A minimal level of viscoelasticity in the cytoskeleton is an essential prerequisite of cellular motility. To determine the influence of the F-actin crosslinking proteins alpha-actinin and actin-binding protein (ABP)120 gelation factor from Dictyostelium discoideum on the properties of actin gels we used a torsion pendulum to measure directly viscoelastic changes of the filamentous networks. Using the capping proteins severin and DS151 to control actin filament length, both crosslinkers were found to increase the elasticity and the viscosity of F-actin solutions. In the case of alpha-actinin, this activity was completely blocked by micromolar concentrations of Ca2+. The inhibitory functions of the two EF hands of alpha-actinin were further investigated by introducing point mutations into either one or both of the Ca(2+)-binding regions.

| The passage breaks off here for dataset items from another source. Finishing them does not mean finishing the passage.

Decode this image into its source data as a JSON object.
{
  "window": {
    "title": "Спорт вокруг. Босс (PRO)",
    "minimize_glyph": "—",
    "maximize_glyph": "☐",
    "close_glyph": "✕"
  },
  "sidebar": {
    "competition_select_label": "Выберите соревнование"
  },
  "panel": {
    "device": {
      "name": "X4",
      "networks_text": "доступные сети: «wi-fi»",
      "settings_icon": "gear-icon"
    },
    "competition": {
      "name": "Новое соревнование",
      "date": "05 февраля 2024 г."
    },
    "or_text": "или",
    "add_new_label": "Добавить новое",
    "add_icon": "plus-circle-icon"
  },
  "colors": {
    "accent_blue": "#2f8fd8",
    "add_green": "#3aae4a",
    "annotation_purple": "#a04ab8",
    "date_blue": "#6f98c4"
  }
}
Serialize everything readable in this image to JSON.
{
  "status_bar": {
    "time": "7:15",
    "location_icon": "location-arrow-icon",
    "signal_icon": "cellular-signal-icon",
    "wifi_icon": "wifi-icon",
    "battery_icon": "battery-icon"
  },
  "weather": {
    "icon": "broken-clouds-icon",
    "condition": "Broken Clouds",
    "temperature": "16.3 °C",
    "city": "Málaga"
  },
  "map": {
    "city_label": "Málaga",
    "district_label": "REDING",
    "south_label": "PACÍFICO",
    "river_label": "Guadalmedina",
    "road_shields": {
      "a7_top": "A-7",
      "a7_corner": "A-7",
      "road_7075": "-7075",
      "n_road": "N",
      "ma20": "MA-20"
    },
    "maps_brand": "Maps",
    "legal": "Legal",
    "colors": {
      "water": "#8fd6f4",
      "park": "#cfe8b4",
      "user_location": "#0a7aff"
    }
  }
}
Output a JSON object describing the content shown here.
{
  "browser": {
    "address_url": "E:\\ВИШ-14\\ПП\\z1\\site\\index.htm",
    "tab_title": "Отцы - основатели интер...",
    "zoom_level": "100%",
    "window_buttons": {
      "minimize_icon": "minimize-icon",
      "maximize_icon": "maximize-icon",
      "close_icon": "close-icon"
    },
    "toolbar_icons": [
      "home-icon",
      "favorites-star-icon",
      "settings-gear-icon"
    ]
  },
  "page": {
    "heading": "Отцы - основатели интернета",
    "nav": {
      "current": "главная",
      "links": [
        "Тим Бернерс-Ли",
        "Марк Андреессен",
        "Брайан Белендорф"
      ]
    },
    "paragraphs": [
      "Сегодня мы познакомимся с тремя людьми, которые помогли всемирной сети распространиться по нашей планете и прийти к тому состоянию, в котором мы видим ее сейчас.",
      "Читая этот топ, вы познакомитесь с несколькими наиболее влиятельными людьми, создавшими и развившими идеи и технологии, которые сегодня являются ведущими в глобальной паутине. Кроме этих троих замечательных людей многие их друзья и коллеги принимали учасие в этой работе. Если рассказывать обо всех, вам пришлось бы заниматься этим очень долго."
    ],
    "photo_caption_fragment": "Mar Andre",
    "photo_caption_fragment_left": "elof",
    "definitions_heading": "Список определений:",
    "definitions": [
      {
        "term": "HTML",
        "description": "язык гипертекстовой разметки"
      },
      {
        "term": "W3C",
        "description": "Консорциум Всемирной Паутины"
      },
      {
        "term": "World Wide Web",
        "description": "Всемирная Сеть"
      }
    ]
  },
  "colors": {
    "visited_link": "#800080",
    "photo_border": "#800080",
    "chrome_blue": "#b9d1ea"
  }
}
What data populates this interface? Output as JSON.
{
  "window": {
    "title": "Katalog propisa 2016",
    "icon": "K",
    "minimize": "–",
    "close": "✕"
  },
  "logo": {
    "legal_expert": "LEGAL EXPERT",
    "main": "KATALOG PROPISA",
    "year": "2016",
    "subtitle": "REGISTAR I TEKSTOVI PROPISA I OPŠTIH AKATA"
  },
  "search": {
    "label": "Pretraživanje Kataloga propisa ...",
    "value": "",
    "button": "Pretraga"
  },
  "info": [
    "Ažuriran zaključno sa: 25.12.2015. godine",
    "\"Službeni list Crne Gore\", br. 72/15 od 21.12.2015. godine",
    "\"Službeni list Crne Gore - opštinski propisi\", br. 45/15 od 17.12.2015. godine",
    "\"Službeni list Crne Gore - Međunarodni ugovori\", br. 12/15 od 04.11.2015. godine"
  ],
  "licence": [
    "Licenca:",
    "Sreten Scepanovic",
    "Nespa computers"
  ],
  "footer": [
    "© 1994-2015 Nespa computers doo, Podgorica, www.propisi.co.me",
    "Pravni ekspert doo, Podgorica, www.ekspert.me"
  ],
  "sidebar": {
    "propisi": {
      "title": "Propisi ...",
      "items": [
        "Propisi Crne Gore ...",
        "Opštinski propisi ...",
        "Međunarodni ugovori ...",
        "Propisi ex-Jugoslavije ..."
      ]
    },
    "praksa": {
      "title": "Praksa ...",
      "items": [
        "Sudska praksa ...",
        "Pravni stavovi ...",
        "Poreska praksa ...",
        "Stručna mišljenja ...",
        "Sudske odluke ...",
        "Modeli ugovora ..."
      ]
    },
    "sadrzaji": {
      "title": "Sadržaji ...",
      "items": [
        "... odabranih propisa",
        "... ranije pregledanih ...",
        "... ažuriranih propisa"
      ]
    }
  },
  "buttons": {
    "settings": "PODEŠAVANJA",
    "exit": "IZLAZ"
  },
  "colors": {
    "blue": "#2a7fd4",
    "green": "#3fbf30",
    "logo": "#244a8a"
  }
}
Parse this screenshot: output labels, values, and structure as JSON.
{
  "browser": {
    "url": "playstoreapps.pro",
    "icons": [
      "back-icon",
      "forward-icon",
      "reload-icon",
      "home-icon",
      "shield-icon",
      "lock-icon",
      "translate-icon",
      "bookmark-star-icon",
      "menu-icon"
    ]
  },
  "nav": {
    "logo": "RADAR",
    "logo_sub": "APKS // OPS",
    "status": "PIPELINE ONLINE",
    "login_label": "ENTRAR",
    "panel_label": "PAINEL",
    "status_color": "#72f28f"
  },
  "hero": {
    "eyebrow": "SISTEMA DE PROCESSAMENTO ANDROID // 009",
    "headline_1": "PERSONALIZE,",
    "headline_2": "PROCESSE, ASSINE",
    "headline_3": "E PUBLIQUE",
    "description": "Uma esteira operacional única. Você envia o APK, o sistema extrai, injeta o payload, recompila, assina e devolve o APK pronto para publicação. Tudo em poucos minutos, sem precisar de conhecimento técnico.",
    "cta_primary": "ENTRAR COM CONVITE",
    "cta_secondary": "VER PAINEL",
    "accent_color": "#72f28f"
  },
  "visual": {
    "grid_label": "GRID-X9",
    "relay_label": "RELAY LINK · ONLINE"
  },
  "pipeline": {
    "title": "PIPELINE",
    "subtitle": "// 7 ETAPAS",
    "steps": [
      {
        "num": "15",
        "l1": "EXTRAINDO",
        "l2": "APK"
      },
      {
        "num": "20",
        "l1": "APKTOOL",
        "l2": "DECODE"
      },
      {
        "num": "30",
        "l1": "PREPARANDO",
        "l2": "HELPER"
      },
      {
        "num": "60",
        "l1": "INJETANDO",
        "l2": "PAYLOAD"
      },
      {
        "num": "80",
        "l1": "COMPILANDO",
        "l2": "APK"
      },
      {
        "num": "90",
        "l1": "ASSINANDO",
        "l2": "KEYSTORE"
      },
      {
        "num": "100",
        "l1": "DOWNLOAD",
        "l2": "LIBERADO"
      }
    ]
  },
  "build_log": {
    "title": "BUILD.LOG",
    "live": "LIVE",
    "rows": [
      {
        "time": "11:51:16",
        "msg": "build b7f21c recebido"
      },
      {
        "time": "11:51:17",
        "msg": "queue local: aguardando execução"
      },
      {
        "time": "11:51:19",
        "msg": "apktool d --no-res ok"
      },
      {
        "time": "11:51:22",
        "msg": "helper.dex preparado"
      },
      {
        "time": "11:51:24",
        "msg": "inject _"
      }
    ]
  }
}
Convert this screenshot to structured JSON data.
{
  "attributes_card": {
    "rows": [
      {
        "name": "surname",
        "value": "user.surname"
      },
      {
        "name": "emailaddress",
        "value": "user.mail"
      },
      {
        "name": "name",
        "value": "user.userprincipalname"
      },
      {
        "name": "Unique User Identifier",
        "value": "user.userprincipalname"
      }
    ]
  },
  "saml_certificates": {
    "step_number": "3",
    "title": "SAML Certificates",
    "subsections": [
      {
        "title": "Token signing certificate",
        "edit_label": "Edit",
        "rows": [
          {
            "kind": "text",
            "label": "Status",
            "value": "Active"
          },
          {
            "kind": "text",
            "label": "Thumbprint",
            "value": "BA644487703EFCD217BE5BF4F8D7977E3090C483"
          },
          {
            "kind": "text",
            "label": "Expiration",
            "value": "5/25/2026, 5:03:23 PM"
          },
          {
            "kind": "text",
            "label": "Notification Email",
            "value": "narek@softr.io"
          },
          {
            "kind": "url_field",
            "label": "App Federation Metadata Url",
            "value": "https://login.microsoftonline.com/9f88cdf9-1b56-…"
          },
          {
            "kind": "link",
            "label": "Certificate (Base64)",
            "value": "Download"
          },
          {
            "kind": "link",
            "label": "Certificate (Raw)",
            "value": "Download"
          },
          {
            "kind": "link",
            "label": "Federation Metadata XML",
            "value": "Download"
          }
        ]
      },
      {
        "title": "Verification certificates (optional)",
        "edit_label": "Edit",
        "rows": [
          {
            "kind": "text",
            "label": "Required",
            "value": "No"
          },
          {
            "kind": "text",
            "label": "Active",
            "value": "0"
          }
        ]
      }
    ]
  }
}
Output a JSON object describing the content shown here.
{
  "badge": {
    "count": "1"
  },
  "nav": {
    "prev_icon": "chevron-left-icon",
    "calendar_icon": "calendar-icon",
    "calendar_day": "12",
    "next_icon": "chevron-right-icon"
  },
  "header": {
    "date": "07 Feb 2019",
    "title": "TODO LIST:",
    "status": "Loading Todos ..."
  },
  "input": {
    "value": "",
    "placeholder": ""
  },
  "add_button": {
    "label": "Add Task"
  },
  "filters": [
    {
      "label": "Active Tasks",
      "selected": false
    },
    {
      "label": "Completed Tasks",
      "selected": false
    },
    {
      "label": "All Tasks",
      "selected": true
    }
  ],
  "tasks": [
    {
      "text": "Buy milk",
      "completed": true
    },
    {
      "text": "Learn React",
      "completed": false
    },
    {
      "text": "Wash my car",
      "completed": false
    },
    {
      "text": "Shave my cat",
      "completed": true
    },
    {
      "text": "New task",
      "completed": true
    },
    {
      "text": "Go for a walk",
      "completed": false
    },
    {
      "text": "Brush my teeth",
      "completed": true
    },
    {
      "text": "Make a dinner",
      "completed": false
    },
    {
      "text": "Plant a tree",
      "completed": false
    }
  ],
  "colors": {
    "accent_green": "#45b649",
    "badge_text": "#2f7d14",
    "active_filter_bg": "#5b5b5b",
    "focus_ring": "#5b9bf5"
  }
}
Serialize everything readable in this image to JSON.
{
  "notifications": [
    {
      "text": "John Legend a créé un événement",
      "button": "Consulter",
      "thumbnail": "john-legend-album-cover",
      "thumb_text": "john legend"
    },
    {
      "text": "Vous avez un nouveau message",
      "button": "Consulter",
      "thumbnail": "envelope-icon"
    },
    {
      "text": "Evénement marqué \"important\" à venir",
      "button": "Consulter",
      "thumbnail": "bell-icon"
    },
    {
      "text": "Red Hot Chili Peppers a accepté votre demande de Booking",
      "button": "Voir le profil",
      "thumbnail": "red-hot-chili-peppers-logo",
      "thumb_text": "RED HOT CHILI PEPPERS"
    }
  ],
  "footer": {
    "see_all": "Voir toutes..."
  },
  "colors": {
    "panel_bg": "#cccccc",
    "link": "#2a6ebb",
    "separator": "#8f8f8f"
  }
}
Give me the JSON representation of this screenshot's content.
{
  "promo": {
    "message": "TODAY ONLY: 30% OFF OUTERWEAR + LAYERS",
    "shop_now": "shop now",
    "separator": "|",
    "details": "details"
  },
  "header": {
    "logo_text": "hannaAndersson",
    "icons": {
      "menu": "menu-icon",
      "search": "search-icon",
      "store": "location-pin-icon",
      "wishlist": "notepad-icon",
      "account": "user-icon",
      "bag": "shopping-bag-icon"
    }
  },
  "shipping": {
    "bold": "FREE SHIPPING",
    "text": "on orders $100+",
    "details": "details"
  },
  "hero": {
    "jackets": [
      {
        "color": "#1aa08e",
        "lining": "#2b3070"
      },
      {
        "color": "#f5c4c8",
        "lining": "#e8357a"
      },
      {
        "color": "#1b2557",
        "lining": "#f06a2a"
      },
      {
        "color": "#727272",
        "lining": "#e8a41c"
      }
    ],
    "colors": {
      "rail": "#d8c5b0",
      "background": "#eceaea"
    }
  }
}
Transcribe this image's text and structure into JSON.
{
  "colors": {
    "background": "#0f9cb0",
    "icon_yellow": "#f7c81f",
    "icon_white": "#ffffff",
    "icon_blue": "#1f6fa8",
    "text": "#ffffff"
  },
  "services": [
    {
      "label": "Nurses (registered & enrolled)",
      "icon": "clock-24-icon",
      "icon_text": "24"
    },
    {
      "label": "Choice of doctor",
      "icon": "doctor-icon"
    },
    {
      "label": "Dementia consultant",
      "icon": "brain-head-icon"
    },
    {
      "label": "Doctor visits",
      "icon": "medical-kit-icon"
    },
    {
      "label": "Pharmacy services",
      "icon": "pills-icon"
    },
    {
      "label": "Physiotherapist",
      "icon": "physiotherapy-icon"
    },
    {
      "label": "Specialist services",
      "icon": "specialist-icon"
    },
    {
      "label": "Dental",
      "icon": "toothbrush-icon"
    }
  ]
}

Mutations in the Ca(2+)-coordinating amino acid residues in the first or in both EF hands left the dynamic storage and loss moduli of the F-actin solution unaltered, independent of the Ca2+ concentration. However, alpha-actinin mutated in the second EF hand increased the viscoelasticity of actin gels like the wild-type protein in the absence of Fa2+. The ABP120 gelation factor exhibited only negligible differences to alpha-actinin in viscometry measurements, whereas its impact on the ratio G"/G' (the ratio of energy lost compared to elastically stored during a deformation) of F-actin solutions was clearly smaller than that of alpha-actinin. We conclude from these data that: (i) a torsion pendulum is an excellent tool to determine small changes of activity in normal and mutated actin-binding proteins, (ii) the first EF hand of alpha-actinin is crucial for its crosslinking function, and (iii) the viscoelastic properties of F-actin gels crosslinked by either alpha-actinin or the ABP120 gelation factor are different.